While the worship may be loud and wild at The Refuge, Marshall also throws in large doses of Bible teaching. It's led to tremendous results.
One example: the embracing of forgiveness. Jesse and Matt McElhinney watched as drug overdoses took both their mom and dad.
Then the day after Christmas Jesse's best friend, Sean Kyle, was goofing around with a gun and accidentally shot Jesse to death.
"I didn't check to see if it was loaded because I was just positive it was unloaded," Kyle admitted. "And I was just putting it to his head and trying to get him to wake up, and just fired and that was it."
Kyle ran down the stairs from Jesse's room to find Matt.
"He kept saying, 'I shot him. I accidentally shot Jesse. I'm so sorry,'" Matt recalled.
Already fatherless and motherless, Matt was now brotherless, too. He said if he didn't know God, this tragedy might have killed him, too.
"I'd probably have taken my own life," he said.
Kyle said he couldn't forgive himself, much less expect it from Matt.
"If the shoes were on the other feet, I don't know how I would react," he said, looking over at Matt.
Matt called those days after Jesse's death his darkest. But he finally made a crucial decision, saying "I'm going to put all my full-hearted faith into God."
That gave him the love and power to totally forgive his own brother's killer.
"Forgiveness is the absolute key," Matt said, then hugged Kyle. "And that's why I'm still best friends and best buds with this guy."
A Powerful Witness
That's the kind of witness that drew Abi Taylor. She was a depressed suicidal teen.

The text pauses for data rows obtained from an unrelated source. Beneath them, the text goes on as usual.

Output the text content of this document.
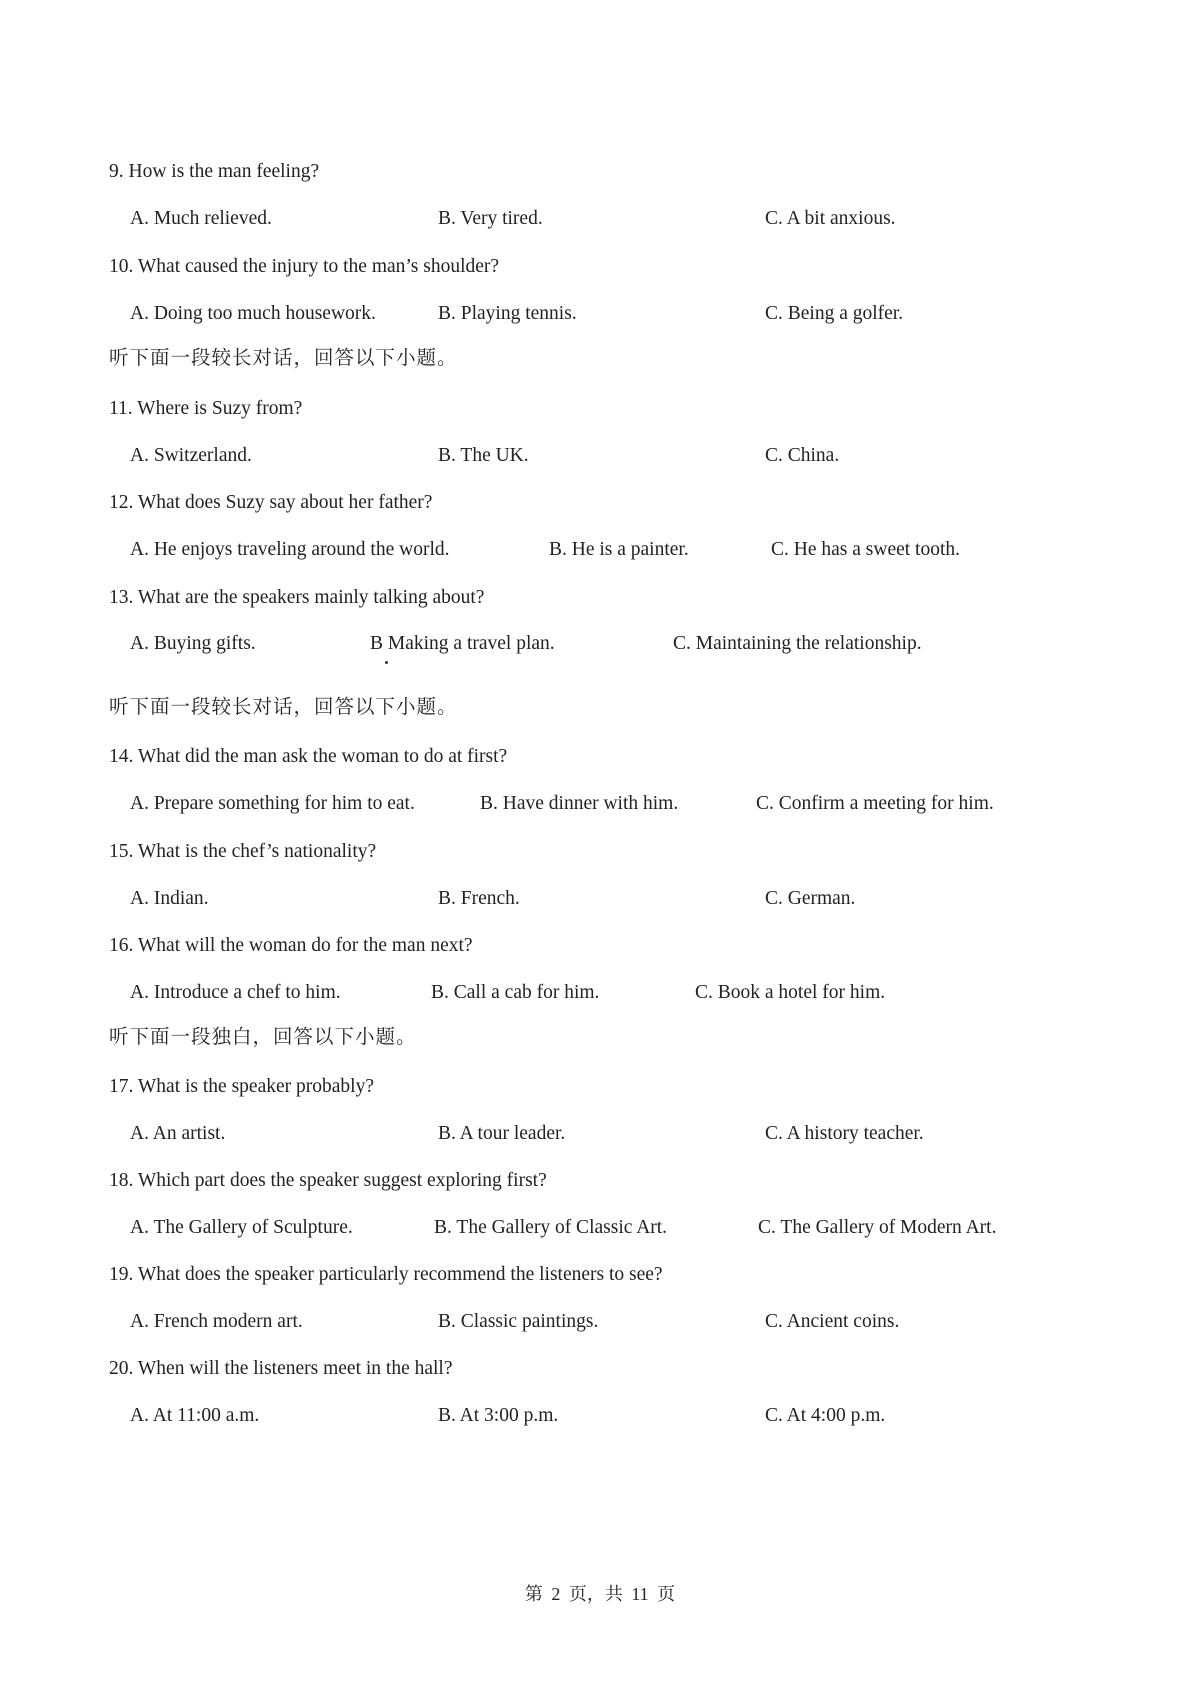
9. How is the man feeling?
A. Much relieved.	B. Very tired.	C. A bit anxious.
10. What caused the injury to the man’s shoulder?
A. Doing too much housework.	B. Playing tennis.	C. Being a golfer.
听下面一段较长对话，回答以下小题。
11. Where is Suzy from?
A. Switzerland.	B. The UK.	C. China.
12. What does Suzy say about her father?
A. He enjoys traveling around the world.	B. He is a painter.	C. He has a sweet tooth.
13. What are the speakers mainly talking about?
A. Buying gifts.	B Making a travel plan.	C. Maintaining the relationship.
听下面一段较长对话，回答以下小题。
14. What did the man ask the woman to do at first?
A. Prepare something for him to eat.	B. Have dinner with him.	C. Confirm a meeting for him.
15. What is the chef’s nationality?
A. Indian.	B. French.	C. German.
16. What will the woman do for the man next?
A. Introduce a chef to him.	B. Call a cab for him.	C. Book a hotel for him.
听下面一段独白，回答以下小题。
17. What is the speaker probably?
A. An artist.	B. A tour leader.	C. A history teacher.
18. Which part does the speaker suggest exploring first?
A. The Gallery of Sculpture.	B. The Gallery of Classic Art.	C. The Gallery of Modern Art.
19. What does the speaker particularly recommend the listeners to see?
A. French modern art.	B. Classic paintings.	C. Ancient coins.
20. When will the listeners meet in the hall?
A. At 11:00 a.m.	B. At 3:00 p.m.	C. At 4:00 p.m.
第 2 页，共 11 页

"There were a few times that I came within inches of ending it," she admitted.
But each time, Taylor said she heard a voice saying, "Don't do that. You're meant for so much more."
"It scared me at first," Taylor said, "because I'm like 'I'm hearing things. I must be going crazy.'"

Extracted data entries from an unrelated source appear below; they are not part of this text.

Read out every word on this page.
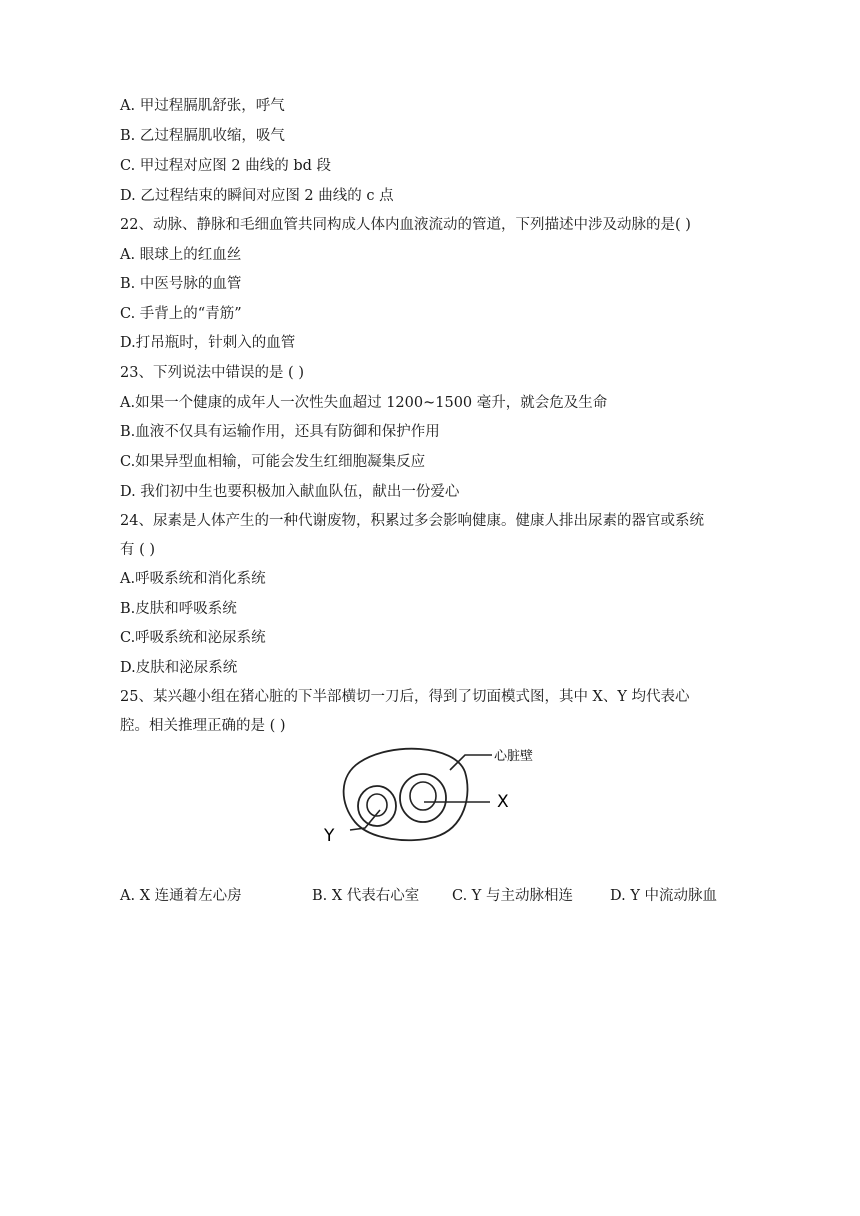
A. 甲过程膈肌舒张，呼气
B. 乙过程膈肌收缩，吸气
C. 甲过程对应图 2 曲线的 bd 段
D. 乙过程结束的瞬间对应图 2 曲线的 c 点
22、动脉、静脉和毛细血管共同构成人体内血液流动的管道，下列描述中涉及动脉的是( )
A. 眼球上的红血丝
B. 中医号脉的血管
C. 手背上的“青筋”
D.打吊瓶时，针刺入的血管
23、下列说法中错误的是 ( )
A.如果一个健康的成年人一次性失血超过 1200~1500 毫升，就会危及生命
B.血液不仅具有运输作用，还具有防御和保护作用
C.如果异型血相输，可能会发生红细胞凝集反应
D. 我们初中生也要积极加入献血队伍，献出一份爱心
24、尿素是人体产生的一种代谢废物，积累过多会影响健康。健康人排出尿素的器官或系统
有 ( )
A.呼吸系统和消化系统
B.皮肤和呼吸系统
C.呼吸系统和泌尿系统
D.皮肤和泌尿系统
25、某兴趣小组在猪心脏的下半部横切一刀后，得到了切面模式图，其中 X、Y 均代表心
腔。相关推理正确的是 ( )
心脏壁
X
Y
A. X 连通着左心房	B. X 代表右心室 C. Y 与主动脉相连	D. Y 中流动脉血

She finally confessed to her parents what was going on. They assured her the voice was God and helped her plug into The Refuge.
There she's come to know both the Lord and much love.
"It gives me a lot of hope that it doesn't matter if I screw up because these people are never going to turn on me," Taylor said. "That even if I were to get all hopped up on drugs or whatever, they're not going to be like, 'Ooh, you're dirty. Get away.' They'll be like, 'Dude, come on: let's get you clean. Let's get you back to it.'"
With its atmosphere of open-armed acceptance, The Refuge's success suggests if you'll just let kids be who they are, they're going to end up being who God wants them to be.